Four Ways to Screw Up Your Nurture Campaign

Marketers coming off of basic email-blasting software are often awestruck by the robust capabilities of their new marketing automation software. No longer corralled in a pasture limited to large scale, one-off emails without follow up capabilities; these marketers are roaming free in the wide-open spaces of MA software.

Nurture marketing allows your message to reach large-scale, segmented email recipients. It includes a call to action for recipients to click on and engage with, and sends scheduled, predetermined follow up emails based on recipients’ actions.

Your marketing automation software will even provide real time updates so you can monitor your nurture campaign’s open and click through rate, assign points to leads through the lead scoring model, and notify sales if it’s time to engage a hot lead.

For those of you brand new to the MA world, here are four surefire ways to drop a dump truck full of dirt all over your efforts and screw up your nurture campaign:

  1. Don’t personalize your content: Unsuccessful nurture campaigns include vague and broad-sweeping content. Email recipients may read the initial email in the series, only to discover that you have no idea who they are or what they need.
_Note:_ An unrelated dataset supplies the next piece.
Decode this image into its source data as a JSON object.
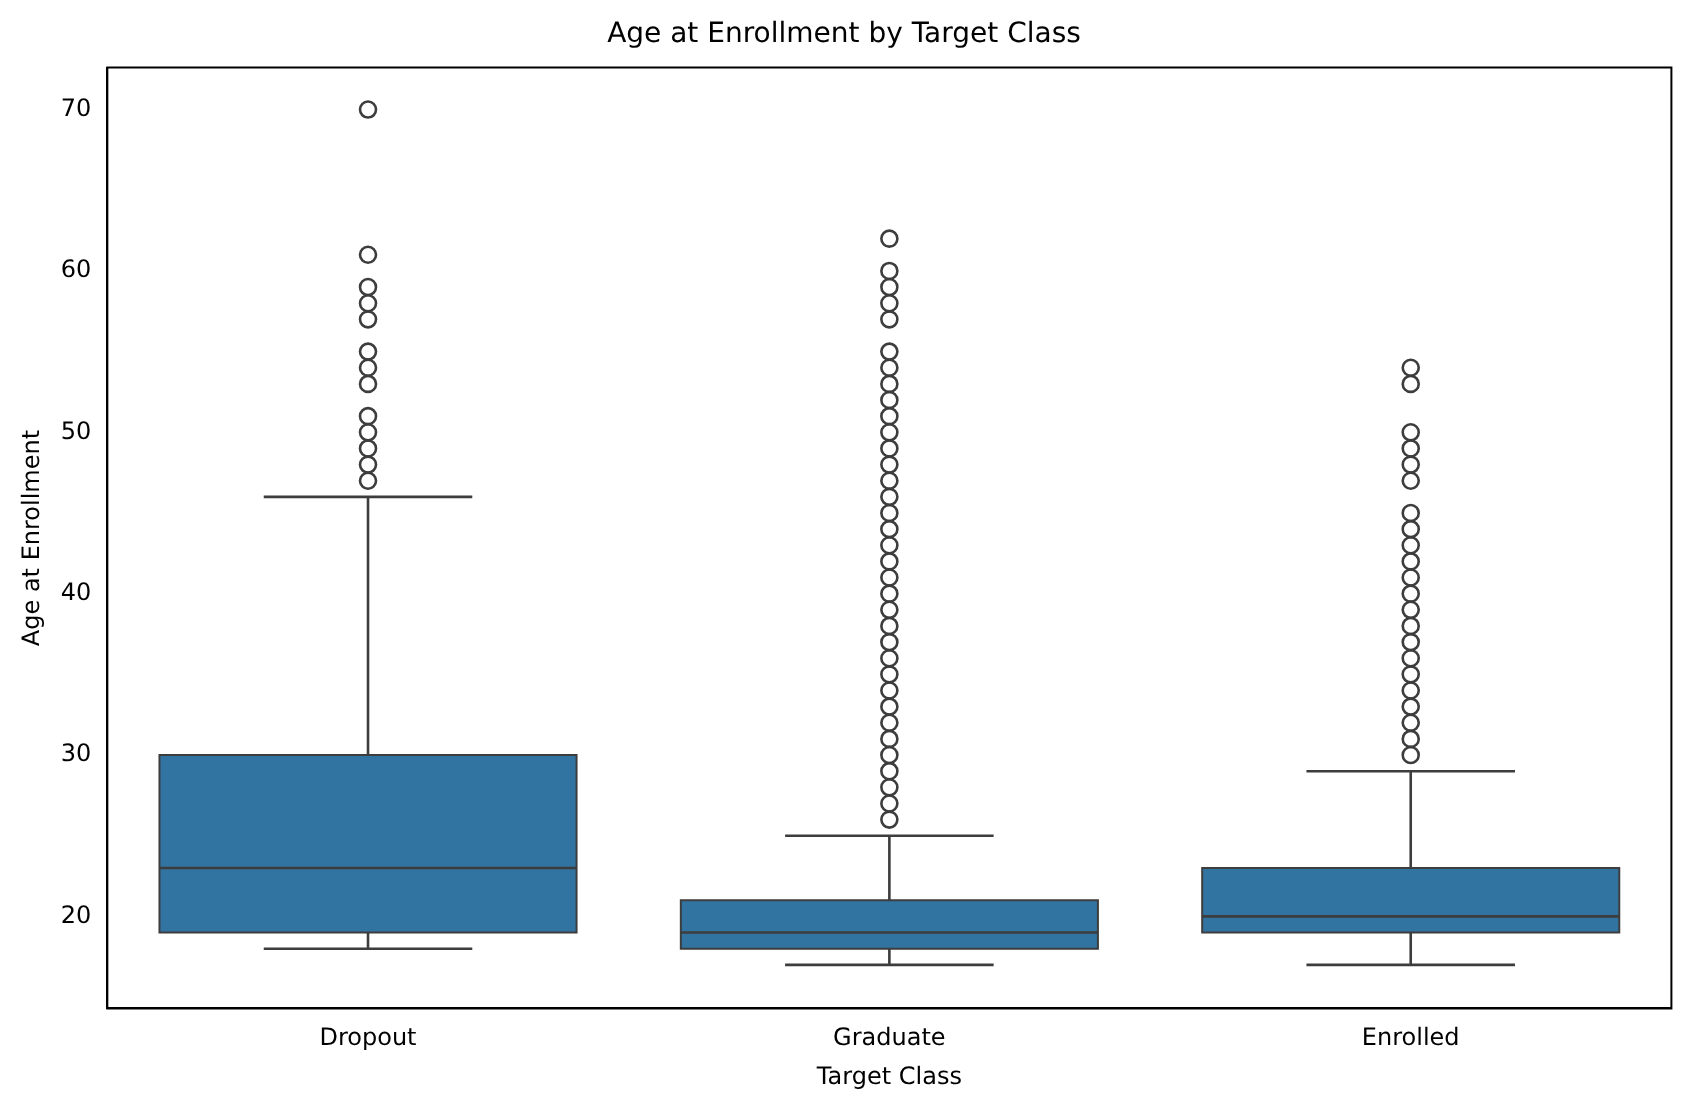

  • Segment recipients based on industry, title, region, etc.

  • Take segmenting a step further and have website visitors complete short online surveyswhere they define their own needs from your company.

  1. Don’t map out your email trail: Unsuccessful nurture campaigns lack a designated nurture path – the marketer who designed the series hasn’t defined an end goal that all emails are striving to achieve.

  • A typical nurture campaign path begins with an initial email to your entire audience with a clearly defined (and repeated) call to action, such as a webinar sign up or event registration.

  • Once recipients have clicked your email and completed a desired action on your website, they will receive a triggered thank you email and even continued, scheduled correspondence with further instructions.

  • Recipients that don’t engage will receive follow up emails with the initial information presented in new, and often time-pressing, ways.

  1. Don’t time your emails: Inboxes are cluttered with emails that the owner has no interest in or intention of reading. Don’t become one of those emails by delivering emails too close together or even too far about.

  • Give recipients 4-6 days to open and engage with your initial email before bombarding them with a where-are-you-why-haven’t-we-heard-from-you follow up.

  • This gives them enough time to forget the first email ever existed, but still gives you enough time to fill up an event and provide registrants with all the information they’ll need leading up to it.

  1. Don’t learn from past campaigns: When you repeat the same mistakes from unsuccessful email campaigns, you’ll get the same undesired outcomes.

  • Instead monitor your responses and statistics like a hawk.

  • What delivery time had the highest open rates? Which call to action got the most… action? You should always be evolving and testing your email delivery tactics.

You can’t learn unless you try. And you can’t try without making a few mistakes in the process. Sorry, it’s inevitable – the road to success is paved with missteps, wrong recipient lists, and filler text.  What matters is improvement. With each campaign you design the message should be targeted, innovative, and easy to engage with.